Poster
in
Workshop: World Models: Understanding, Modelling and Scaling
Unifying Causal and Object-centric Representation Learning allows Causal Composition
Avinash Kori · Ben Glocker · David Ha · Francesco Locatello
Keywords: [ causal representation learning ] [ scene graphs ] [ object-centric learning ] [ composition ]
The goal of Object-Centric Learning (OCL) is to enable machine learning systems to decompose complex scenes into discrete, interacting objects, supporting compositional generalization and human-like reasoning. However, existing OCL methods often fail to capture interactions from both attribute-level (semantic) and object-level (spatial) perspectives.

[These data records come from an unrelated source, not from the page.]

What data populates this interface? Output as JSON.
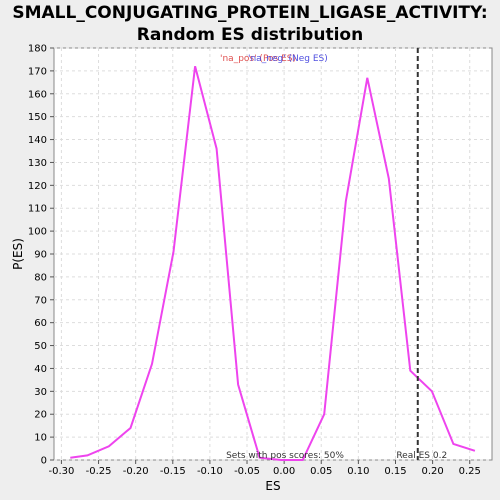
{
  "chart_data": {
    "type": "line",
    "title_line1": "SMALL_CONJUGATING_PROTEIN_LIGASE_ACTIVITY:",
    "title_line2": "Random ES distribution",
    "xlabel": "ES",
    "ylabel": "P(ES)",
    "xlim": [
      -0.31,
      0.28
    ],
    "ylim": [
      0,
      180
    ],
    "xticks": [
      -0.3,
      -0.25,
      -0.2,
      -0.15,
      -0.1,
      -0.05,
      0.0,
      0.05,
      0.1,
      0.15,
      0.2,
      0.25
    ],
    "xtick_labels": [
      "-0.30",
      "-0.25",
      "-0.20",
      "-0.15",
      "-0.10",
      "-0.05",
      "0.00",
      "0.05",
      "0.10",
      "0.15",
      "0.20",
      "0.25"
    ],
    "yticks": [
      0,
      10,
      20,
      30,
      40,
      50,
      60,
      70,
      80,
      90,
      100,
      110,
      120,
      130,
      140,
      150,
      160,
      170,
      180
    ],
    "grid": true,
    "series": [
      {
        "color": "#ee44ee",
        "x": [
          -0.288,
          -0.265,
          -0.236,
          -0.207,
          -0.178,
          -0.149,
          -0.12,
          -0.091,
          -0.062,
          -0.033,
          -0.004,
          0.025,
          0.054,
          0.083,
          0.112,
          0.141,
          0.17,
          0.199,
          0.228,
          0.257
        ],
        "y": [
          1,
          2,
          6,
          14,
          42,
          91,
          172,
          136,
          33,
          1,
          0,
          0,
          20,
          113,
          167,
          123,
          39,
          30,
          7,
          4
        ]
      }
    ],
    "real_es": {
      "x": 0.18,
      "label": "Real ES 0.2",
      "color": "#333333"
    },
    "legend_pos": "na_pos_label",
    "legend_neg": "na_neg_label",
    "legend_pos_text": "'na_pos' (Pos ES)",
    "legend_neg_text": "'na_neg' (Neg ES)",
    "legend_pos_color": "#e05050",
    "legend_neg_color": "#5050e0",
    "footnote": "Sets with pos scores: 50%"
  }
}
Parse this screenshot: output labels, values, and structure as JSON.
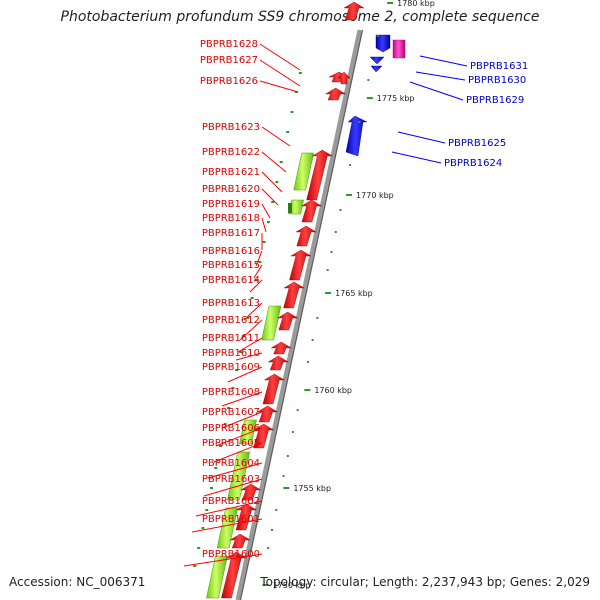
{
  "title": "Photobacterium profundum SS9 chromosome 2, complete sequence",
  "accession_text": "Accession: NC_006371",
  "topology_text": "Topology: circular; Length: 2,237,943 bp; Genes: 2,029",
  "colors": {
    "forward_gene": "#ff0000",
    "reverse_gene": "#0000ff",
    "rna_gene": "#ff00aa",
    "other_feature": "#99ff33",
    "tick_green": "#2a9a2a",
    "backbone": "#9a9a9a"
  },
  "scale_labels": [
    {
      "label": "1780 kbp",
      "kbp": 1780
    },
    {
      "label": "1775 kbp",
      "kbp": 1775
    },
    {
      "label": "1770 kbp",
      "kbp": 1770
    },
    {
      "label": "1765 kbp",
      "kbp": 1765
    },
    {
      "label": "1760 kbp",
      "kbp": 1760
    },
    {
      "label": "1755 kbp",
      "kbp": 1755
    },
    {
      "label": "1750 kbp",
      "kbp": 1750
    }
  ],
  "left_genes": [
    "PBPRB1628",
    "PBPRB1627",
    "PBPRB1626",
    "PBPRB1623",
    "PBPRB1622",
    "PBPRB1621",
    "PBPRB1620",
    "PBPRB1619",
    "PBPRB1618",
    "PBPRB1617",
    "PBPRB1616",
    "PBPRB1615",
    "PBPRB1614",
    "PBPRB1613",
    "PBPRB1612",
    "PBPRB1611",
    "PBPRB1610",
    "PBPRB1609",
    "PBPRB1608",
    "PBPRB1607",
    "PBPRB1606",
    "PBPRB1605",
    "PBPRB1604",
    "PBPRB1603",
    "PBPRB1602",
    "PBPRB1601",
    "PBPRB1600"
  ],
  "right_genes": [
    "PBPRB1631",
    "PBPRB1630",
    "PBPRB1629",
    "PBPRB1625",
    "PBPRB1624"
  ]
}
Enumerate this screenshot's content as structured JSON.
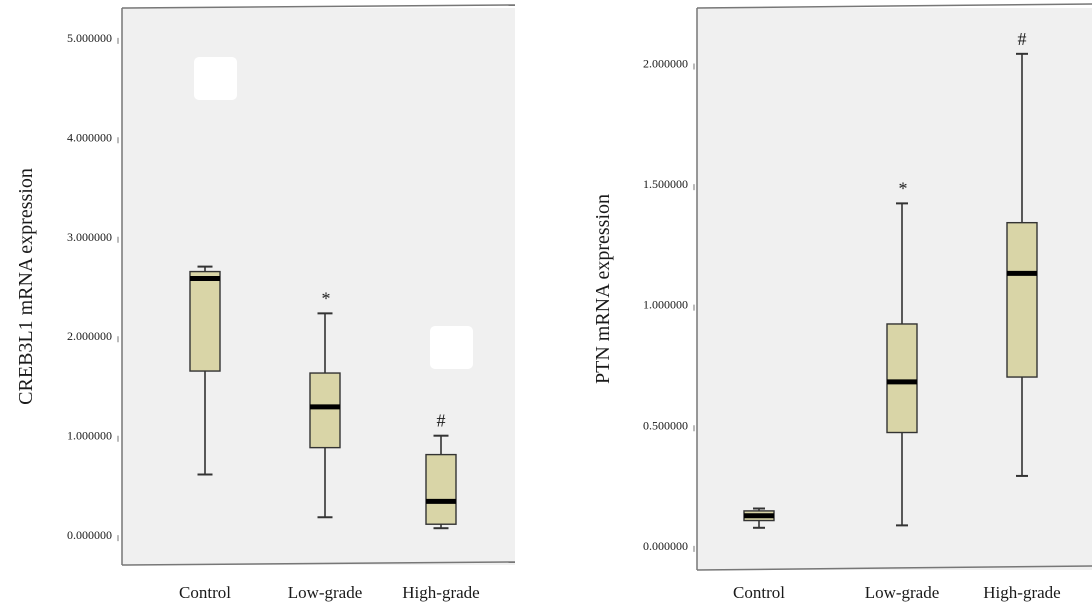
{
  "colors": {
    "plot_background": "#f0f0f0",
    "box_fill": "#d9d5a7",
    "box_stroke": "#333333",
    "median": "#000000",
    "whisker": "#333333",
    "frame": "#777777",
    "mask": "#ffffff"
  },
  "chart_data": [
    {
      "type": "box",
      "ylabel": "CREB3L1 mRNA expression",
      "xlabel": "",
      "title": "",
      "ylim": [
        -0.3,
        5.3
      ],
      "yticks": [
        0,
        1,
        2,
        3,
        4,
        5
      ],
      "ytick_labels": [
        "0.000000",
        "1.000000",
        "2.000000",
        "3.000000",
        "4.000000",
        "5.000000"
      ],
      "categories": [
        "Control",
        "Low-grade",
        "High-grade"
      ],
      "boxes": [
        {
          "category": "Control",
          "min": 0.61,
          "q1": 1.65,
          "median": 2.58,
          "q3": 2.65,
          "max": 2.7,
          "annotation": ""
        },
        {
          "category": "Low-grade",
          "min": 0.18,
          "q1": 0.88,
          "median": 1.29,
          "q3": 1.63,
          "max": 2.23,
          "annotation": "*"
        },
        {
          "category": "High-grade",
          "min": 0.07,
          "q1": 0.11,
          "median": 0.34,
          "q3": 0.81,
          "max": 1.0,
          "annotation": "#"
        }
      ],
      "masks": [
        {
          "x": 0.5,
          "y": 4.58
        },
        {
          "x": 2.95,
          "y": 1.9
        }
      ]
    },
    {
      "type": "box",
      "ylabel": "PTN mRNA expression",
      "xlabel": "",
      "title": "",
      "ylim": [
        -0.1,
        2.23
      ],
      "yticks": [
        0,
        0.5,
        1,
        1.5,
        2
      ],
      "ytick_labels": [
        "0.000000",
        "0.500000",
        "1.000000",
        "1.500000",
        "2.000000"
      ],
      "categories": [
        "Control",
        "Low-grade",
        "High-grade"
      ],
      "boxes": [
        {
          "category": "Control",
          "min": 0.075,
          "q1": 0.105,
          "median": 0.125,
          "q3": 0.145,
          "max": 0.155,
          "annotation": ""
        },
        {
          "category": "Low-grade",
          "min": 0.085,
          "q1": 0.47,
          "median": 0.68,
          "q3": 0.92,
          "max": 1.42,
          "annotation": "*"
        },
        {
          "category": "High-grade",
          "min": 0.29,
          "q1": 0.7,
          "median": 1.13,
          "q3": 1.34,
          "max": 2.04,
          "annotation": "#"
        }
      ],
      "masks": []
    }
  ]
}
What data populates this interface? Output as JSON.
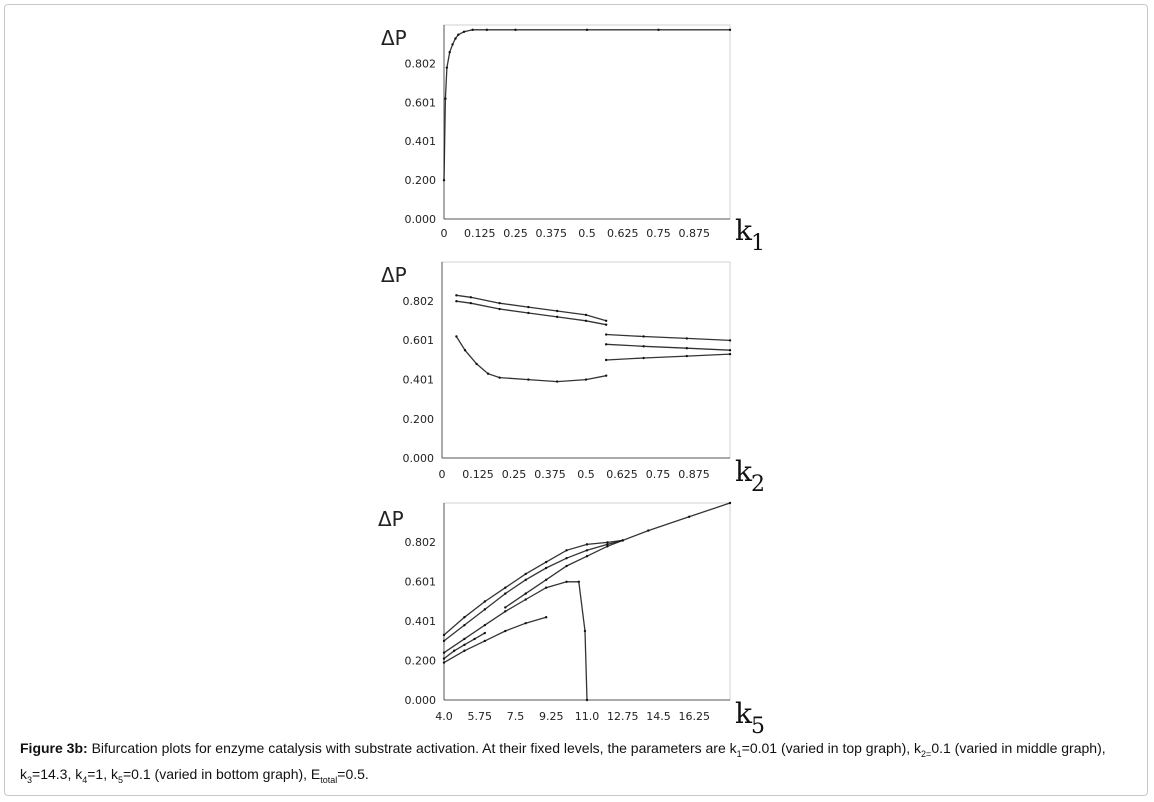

While scene graph methods complement OCL by abstracting scenes as structured graphs, they typically rely on supervision. This position paper argues for a probabilistic perspective on Scene Graph Modelling (SGM), grounded in causal abstraction as a unifying view on causality, OCL, and scene graphs by considering object interactions as invariant mechanisms within object-level graphs, enabling us to generate causally consistent scene compositions. We substantiate our position with thorough conceptual discussion, rigorous definitions, conjectures, and examples, demonstrating how this perspective bridges the gap between unsupervised object discovery and explicit scene graph reasoning.